Décidément, il s’en passe de belles dans notre République! J’avais à peine achevé la lecture des extraits substantiels que l’hebdomadaire Marianne a publié Samedi, du dernier ouvrage de Pierre Péan, que le lendemain à la première heure, la livraison du Journal du Dimanche complétait le tableau de la corruption et des étranges réseaux entretenus dans les coulisses du pouvoir. Bien sûr, la prudence exigerait de mettre partout du conditionnel, et la présomption d’innocence la plus large possibilité aux présumés accusés de se défendre. Mais je connais assez Pierre Péan pour savoir le sérieux de ses enquêtes depuis toujours. Et j’ajouterai: l’efficacité de ses coups. Le journal Le Monde en sait quelque chose.
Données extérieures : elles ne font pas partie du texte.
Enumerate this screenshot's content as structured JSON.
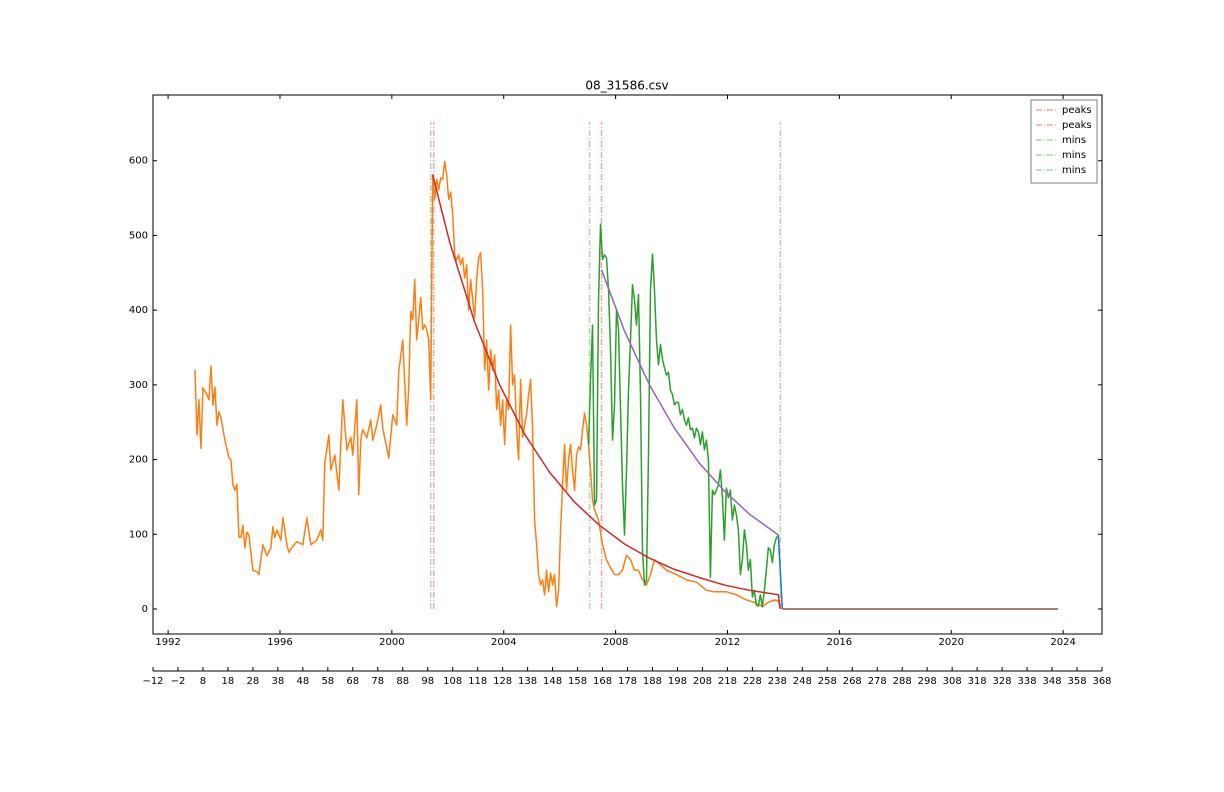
{
  "chart_data": {
    "type": "line",
    "title": "08_31586.csv",
    "xlim": [
      -12,
      368
    ],
    "xticks": [
      {
        "value": -12,
        "label": "−12"
      },
      {
        "value": -2,
        "label": "−2"
      },
      8,
      18,
      28,
      38,
      48,
      58,
      68,
      78,
      88,
      98,
      108,
      118,
      128,
      138,
      148,
      158,
      168,
      178,
      188,
      198,
      208,
      218,
      228,
      238,
      248,
      258,
      268,
      278,
      288,
      298,
      308,
      318,
      328,
      338,
      348,
      358,
      368
    ],
    "x2lim": [
      1991.46,
      2025.39
    ],
    "x2ticks": [
      1992,
      1996,
      2000,
      2004,
      2008,
      2012,
      2016,
      2020,
      2024
    ],
    "ylim": [
      -33.5,
      688
    ],
    "yticks": [
      0,
      100,
      200,
      300,
      400,
      500,
      600
    ],
    "series": [
      {
        "color": "#1f77b4",
        "x": [
          238.4,
          240.0
        ],
        "values": [
          99,
          0
        ]
      },
      {
        "color": "#ff7f0e",
        "x": [
          4.8,
          5.6,
          6.4,
          7.2,
          8.0,
          9.6,
          10.4,
          11.2,
          12.0,
          12.8,
          13.6,
          14.4,
          15.2,
          16.8,
          18.4,
          19.2,
          20.0,
          20.8,
          21.6,
          22.4,
          23.2,
          24.0,
          24.8,
          25.6,
          26.4,
          28.0,
          29.6,
          30.4,
          32.0,
          33.6,
          35.2,
          36.0,
          36.8,
          37.6,
          39.2,
          40.0,
          40.8,
          41.6,
          42.4,
          44.0,
          45.6,
          48.0,
          49.6,
          51.2,
          53.6,
          55.2,
          56.0,
          56.8,
          58.4,
          59.2,
          60.8,
          62.4,
          64.0,
          65.6,
          67.2,
          68.0,
          69.6,
          70.4,
          71.2,
          72.0,
          73.6,
          75.2,
          76.0,
          77.6,
          79.2,
          80.0,
          82.4,
          84.0,
          85.6,
          86.4,
          88.0,
          89.6,
          90.4,
          91.2,
          92.0,
          92.8,
          93.6,
          94.4,
          95.2,
          96.0,
          96.8,
          97.6,
          98.4,
          99.2,
          100.0,
          100.8,
          101.6,
          102.4,
          103.2,
          104.0,
          104.8,
          105.6,
          106.4,
          107.2,
          108.0,
          108.8,
          109.6,
          110.4,
          111.2,
          112.0,
          112.8,
          113.6,
          114.4,
          115.2,
          116.0,
          116.8,
          117.6,
          118.4,
          119.2,
          120.0,
          120.8,
          121.6,
          122.4,
          123.2,
          124.0,
          124.8,
          125.6,
          126.4,
          127.2,
          128.0,
          128.8,
          129.6,
          130.4,
          131.2,
          132.0,
          132.8,
          133.6,
          134.4,
          135.2,
          136.0,
          136.8,
          137.6,
          138.4,
          139.2,
          140.0,
          140.8,
          141.6,
          142.4,
          143.2,
          144.0,
          144.8,
          145.6,
          146.4,
          147.2,
          148.0,
          148.8,
          149.6,
          150.4,
          151.2,
          152.0,
          152.8,
          153.6,
          154.4,
          155.2,
          156.0,
          156.8,
          157.6,
          158.4,
          159.2,
          160.0,
          160.8,
          161.6,
          162.4,
          163.2,
          164.0,
          164.8,
          166.4,
          168.0,
          169.6,
          171.2,
          172.8,
          174.4,
          176.0,
          177.6,
          179.2,
          180.8,
          182.4,
          184.0,
          185.6,
          187.2,
          188.8,
          191.2,
          193.6,
          197.6,
          201.6,
          205.6,
          209.6,
          212.8,
          217.6,
          221.6,
          225.6,
          229.6,
          232.0,
          234.4,
          236.8,
          238.4,
          239.2
        ],
        "values": [
          320,
          233,
          280,
          215,
          296,
          287,
          280,
          325,
          273,
          297,
          246,
          264,
          256,
          226,
          202,
          200,
          166,
          159,
          167,
          96,
          96,
          112,
          82,
          103,
          99,
          52,
          50,
          46,
          86,
          71,
          82,
          110,
          96,
          106,
          92,
          122,
          106,
          86,
          76,
          84,
          90,
          86,
          122,
          86,
          92,
          106,
          92,
          196,
          233,
          186,
          206,
          159,
          280,
          213,
          230,
          206,
          280,
          153,
          226,
          240,
          229,
          253,
          226,
          246,
          273,
          242,
          202,
          260,
          246,
          317,
          360,
          246,
          297,
          398,
          387,
          441,
          360,
          387,
          417,
          374,
          380,
          374,
          360,
          280,
          581,
          548,
          575,
          561,
          577,
          575,
          599,
          581,
          548,
          558,
          528,
          474,
          467,
          474,
          461,
          470,
          443,
          461,
          400,
          441,
          414,
          390,
          441,
          470,
          477,
          427,
          320,
          360,
          293,
          347,
          320,
          340,
          267,
          293,
          246,
          280,
          220,
          280,
          267,
          380,
          300,
          313,
          240,
          200,
          307,
          230,
          246,
          260,
          287,
          307,
          240,
          119,
          86,
          46,
          32,
          39,
          19,
          52,
          23,
          48,
          32,
          46,
          3,
          25,
          106,
          166,
          220,
          159,
          200,
          220,
          186,
          159,
          206,
          217,
          213,
          240,
          262,
          246,
          220,
          186,
          146,
          133,
          119,
          86,
          66,
          55,
          46,
          46,
          52,
          72,
          66,
          52,
          52,
          39,
          32,
          46,
          66,
          59,
          52,
          46,
          39,
          36,
          25,
          23,
          23,
          19,
          12,
          8,
          3,
          9,
          12,
          11,
          0
        ]
      },
      {
        "color": "#2ca02c",
        "x": [
          162.4,
          163.2,
          164.0,
          164.8,
          165.6,
          166.4,
          167.2,
          168.0,
          168.8,
          169.6,
          170.4,
          171.2,
          172.0,
          172.8,
          173.6,
          174.4,
          175.2,
          176.0,
          176.8,
          177.6,
          178.4,
          179.2,
          180.0,
          180.8,
          181.6,
          182.4,
          183.2,
          184.0,
          184.8,
          185.6,
          186.4,
          187.2,
          188.0,
          188.8,
          189.6,
          190.4,
          191.2,
          192.0,
          192.8,
          193.6,
          194.4,
          195.2,
          196.0,
          196.8,
          197.6,
          198.4,
          199.2,
          200.0,
          200.8,
          201.6,
          202.4,
          203.2,
          204.0,
          204.8,
          205.6,
          206.4,
          207.2,
          208.0,
          208.8,
          209.6,
          210.4,
          211.2,
          212.0,
          212.8,
          213.6,
          214.4,
          215.2,
          216.0,
          216.8,
          217.6,
          218.4,
          219.2,
          220.0,
          220.8,
          221.6,
          222.4,
          223.2,
          224.0,
          224.8,
          225.6,
          226.4,
          227.2,
          228.0,
          228.8,
          229.6,
          230.4,
          231.2,
          232.0,
          232.8,
          233.6,
          234.4,
          235.2,
          236.0,
          236.8,
          237.6,
          238.4
        ],
        "values": [
          220,
          307,
          380,
          139,
          146,
          414,
          515,
          468,
          474,
          470,
          427,
          347,
          226,
          273,
          400,
          374,
          267,
          166,
          99,
          186,
          293,
          360,
          434,
          414,
          380,
          421,
          287,
          79,
          32,
          39,
          206,
          427,
          475,
          427,
          360,
          327,
          354,
          334,
          323,
          313,
          317,
          293,
          287,
          273,
          277,
          276,
          260,
          267,
          253,
          246,
          256,
          240,
          242,
          229,
          242,
          237,
          220,
          237,
          213,
          226,
          200,
          42,
          159,
          153,
          159,
          166,
          186,
          149,
          92,
          162,
          149,
          159,
          119,
          139,
          126,
          106,
          46,
          66,
          106,
          86,
          52,
          66,
          16,
          25,
          5,
          4,
          19,
          3,
          25,
          52,
          82,
          79,
          62,
          86,
          95,
          99
        ]
      },
      {
        "color": "#d62728",
        "x": [
          100.0,
          106.8,
          116.8,
          126.8,
          136.8,
          146.8,
          156.8,
          166.8,
          176.8,
          186.8,
          196.8,
          206.8,
          216.8,
          226.8,
          238.4,
          239.2
        ],
        "values": [
          581,
          491,
          384,
          300,
          234,
          183,
          143,
          112,
          87,
          68,
          53,
          42,
          32,
          25,
          19,
          0
        ]
      },
      {
        "color": "#9467bd",
        "x": [
          167.6,
          176.8,
          186.8,
          196.8,
          206.8,
          216.8,
          226.8,
          238.4
        ],
        "values": [
          454,
          372,
          300,
          242,
          195,
          158,
          127,
          99
        ]
      },
      {
        "color": "#8c564b",
        "x": [
          240.0,
          350.4
        ],
        "values": [
          0,
          0
        ]
      }
    ],
    "vline_span": [
      0,
      652
    ],
    "vlines": [
      {
        "name": "peaks",
        "color": "#f0a9a9",
        "x": 100.4
      },
      {
        "name": "peaks",
        "color": "#f0a9a9",
        "x": 167.6
      },
      {
        "name": "mins",
        "color": "#abd9ab",
        "x": 99.2
      },
      {
        "name": "mins",
        "color": "#abd9ab",
        "x": 162.8
      },
      {
        "name": "mins",
        "color": "#abd9ab",
        "x": 239.2
      }
    ],
    "legend": "upper right"
  }
}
La publication en 2003 de « la face cachée du Monde », signée par Pierre Péan et Philippe Cohen, avait provoqué un séisme dont le quotidien ne s’est peut-être pas encore remis.
Aussi bien le nouveau livre de Pierre Péan « La République des mallettes » (paru chez Fayard) que le témoignage de l’avocat Robert Bourgi dans le Journal du Dimanche nous livre des récits hallucinants sur les méthodes de financement de la politique et des étranges personnages qui jouent des rôles d’intermédiaires aux confins du grand banditisme, des affaires et des tractations au cœur des palais nationaux. Bien sûr, tout le monde se récrie. Jacques Chirac et Dominique de Villepin, fusillés à bout portant, veulent porter plainte. Les candidats socialistes à la présidentielle en appellent à la justice.
Mais que tout cela éclate brusquement laisse penser à beaucoup qu’il y a une manœuvre là-dessous. La violence des rapports entre factions aboutit à une explosion qui risque de faire trembler le régime sur ses bases. Est-ce enfin la vérité de la politique qui s’impose à l’encontre de tous les discours sur la vertu républicaine ? Et parmi les responsables, où sont les corrompus, où sont les naïfs ?
Chronique à Radio Notre-Dame le 13 septembre.